The firm will need to retain earnings in future years to bring its debt-to-equity ratio back in line. A firm that has many good investment opportunities for a number of years may eventually be forced to cut its dividend and/or sell new equity shares to meet financing requirements and maintain an optimal capital structure.
The residual theory also suggests that “growth” firms will normally have lower dividend payout ratios than firms in mature, low-growth industries. As shown earlier in Table, companies with low growth rates (such as Consolidated Edison and Cascade National Gas) tend to have rather high payout ratios, whereas firms with high growth rates (such as Dell and Target) tend to have rather low payout ratios.
Stable Dollar Dividend Policy
Evidence indicates that most firms —and stockholders —prefer reasonably stable dividend policies. This stability is characterized by a rather strong reluctance to reduce the dollar amount of dividends from one period to the next. Similarly, increases in the dollar dividend rate normally are not made until the firm’s management is satisfied that future earnings will be high enough to justify the larger dividend.
Thus, although dividend rates tend to follow increases in earnings, they also tend to lag behind them to a certain degree. Figure illustrates the relationship between corporate dividends and profits since 1960. It is apparent from this chart that aggregate dividend payments fluctuate much less than corporate earnings.
There has been a strong upward trend in the amount of dividends paid, with very few years showing significant reductions. This is in sharp contrast to the more erratic record of corporate earnings. More specifically, Figure shows the dividend and earnings history of Kerr -McGee Corporation (oil and gas exploration and production and specialty chemicals). Although there has been an upward trend in dividends over time, dividend increases tend to lag earnings increases. Annual dividend payments are also more stable than earnings figures. Note, for instance, the dramatic growth in earnings in 1996, yet dividends were increased only by $0.09 per share. Also, despite a significant earnings decline in 1992, the dividend rate was actually increased by $0.04 per share. In 2002, the company experienced a loss per share of $4.74, yet continued to pay its $1.80 dividend.
Historic Pattern of Profits and Dividends for U.S. Corporations
Investors prefer stable dividends for a variety of reasons. For instance, many investors feel that dividend changes possess informational content; they equate changes in a firm’s dividend levels with profitability. A cut in dividends may be interpreted as a signal that the firm’s longrun profit potential has declined. Similarly, a dividend increase is seen as a verification of the expectation that future profits will increase. In addition, many shareholders need and depend on a constant stream of dividends for their cash income requirements.
Although they can sell off some of their shares as an alternative source of current income, associated transaction costs and odd-lot charges make this an imperfect substitute for steady dividend income. Some managers feel that a stable and growing dividend policy tends to reduce investor uncertainty concerning future dividend streams. They believe investors will pay a higher price for the stock of a firm that pays stable dividends, thereby reducing the firm’s cost of equity.

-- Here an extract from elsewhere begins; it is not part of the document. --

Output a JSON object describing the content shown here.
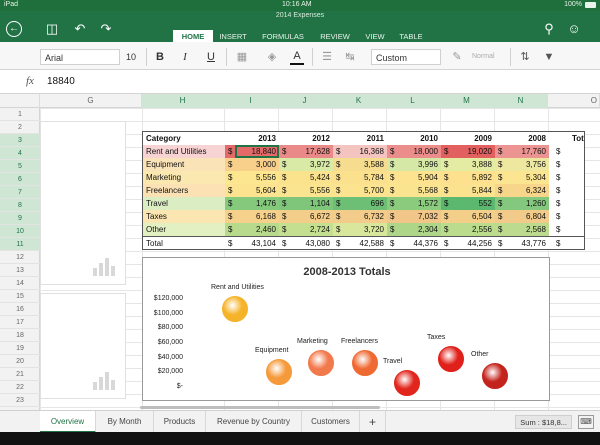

And, finally, stable dividends are legally desirable. Many regulated financial institutions— such as bank trust departments, pension funds, and insurance companies—are limited as to the types of common stock they are allowed to own. To qualify for inclusion in these “legal lists,” a firm must have a record of continuous and stable dividends. The failure to pay a dividend or the reduction of a dividend amount can result in removal from these lists. This, in turn, reduces the potential market for the firm’s shares and may lead to price declines. As shown in Figure, Kerr-McGee maintained its per share dividend during the 1998 –1999 period and in 2002, even though its earnings per share were less than this amount in each of those years.
Dividends and Earnings per Share for Kerr-McGee Corporation
Other Dividend Payment Policies
Some firms have adopted a constant payout ratio dividend policy. A firm that uses this approach pays out a certain percentage of each year’s earnings —for example, 40 percent— as dividends. If the firm’s earnings vary substantially from year to year, dividends also will fluctuate. (The late Penn Central Company had adopted this type of dividend payout policy at one time.)

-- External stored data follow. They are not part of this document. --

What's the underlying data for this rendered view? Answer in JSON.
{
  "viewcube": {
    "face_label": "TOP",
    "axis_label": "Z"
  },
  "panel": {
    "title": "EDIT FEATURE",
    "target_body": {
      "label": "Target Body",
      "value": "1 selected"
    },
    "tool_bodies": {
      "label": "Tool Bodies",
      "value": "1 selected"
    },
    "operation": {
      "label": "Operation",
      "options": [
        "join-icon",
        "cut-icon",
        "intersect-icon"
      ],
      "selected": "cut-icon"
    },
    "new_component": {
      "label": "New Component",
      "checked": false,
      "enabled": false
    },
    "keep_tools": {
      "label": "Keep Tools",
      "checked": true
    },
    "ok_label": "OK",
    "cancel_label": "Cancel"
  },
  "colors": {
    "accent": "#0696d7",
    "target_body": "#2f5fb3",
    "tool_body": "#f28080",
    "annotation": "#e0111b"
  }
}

As shown earlier in Figure , the aggregate dividend payout ratio for U.S. corporations has generally ranged between 35 and 77 percent. This finding supports the notion that firms try to maintain fairly constant payout ratios over time.
On a year to -year basis, however, these payout ratios vary substantially. For example, the aggregate payout ratio was about 77 percent during 2001, a recession year, and only about 36 percent during 1965, a year of relative prosperity. Because of the reluctance to reduce dividends, payout ratios tend to increase when profits are depressed and decrease as profits increase.
Other firms choose to pay a small quarterly dividend plus year -end extras. This policy is especially well suited for a firm with a volatile earnings record, volatile year -to-year cash needs, or both. Even when earnings are low, the firm’s investors can count on their regular dividend payments.When earnings are high and no immediate need for these excess funds exists, the firm declares a year -end extra dividend. This policy gives management the flexibility to retain funds as needed and still satisfy investors who desire to receive some guaranteed” level of dividend payments. U.S. Steel, DuPont, and General Motors have all followed this policy from time to time. Figure shows how this policy has affected General Motors.
Although actual dividend payments have varied dramatically from year to year (compare this figure, for example, with Figure , which shows Kerr -McGee’s earnings and dividends), only in 1993, after three years of huge losses, were dividends cut below $1.20, the “regular” rate in effect in 1975.
Small firms typically differ significantly from larger,more mature firms in terms of the dividend policies they follow. For example, one study of the financial differences between small and large firms found that the average dividend payout ratio for large firms was in excess of 40 percent, whereas the average dividend payout ratio for small firms was less than 3 percent.a The study found that the majority of small firms that were planning an initial public stock offering paid no dividends at all in the year prior to their stock offering.
What are the reasons for this dramatic difference in dividend policies between large and small firms? First, it is likely that many small firms are in the rapid growth phase of their business development. During this early phase, the firm is often short of funds needed to finance planned investments and increases in working capital. Another aspect related to the growth phase argument is that small firms typically have restricted access to capital markets, relative to larger firms. A small, closely held firm has no easy way to raise equity capital other than the retention of earnings. If new shares of stock can be sold, the owners risk a loss of control.
In addition, stock offerings for small firms are extremely expensive, both in terms of transactions costs and minority interest discounts (as well as marketability) that investors demand.
Another reason dividend policies differ between small and large firms is because many small firms are closely held by only one or a few owners, and the dividend policy of these firms frequently reflects the income preferences of these individuals. If funds are retained in the firm, taxes are postponed until a distribution is made at some time in the future or until the firm is sold.
As firms mature, their need for funds to support rapid growth declines, and their access to capital markets improves. At this point, they show a tendency to begin or increase dividend payouts. For example, Intel, which was founded in 1968, paid no cash dividends until 1982. Since then, the company has been steadily increasing its annual cash dividend payments. Intel’s dividend payout ratio remains fairly low, reflecting the fact that, despite its large size (sales of $26 billion in 2001),the company still has significant growth opportunities.
Clearly, the dividend policies of small and large firms differ significantly. Small firms often pay out a smaller percentage of their earnings than larger firms because small firms tend to be growing rapidly and have limited access to the capital markets for other sources of funds to support their growth.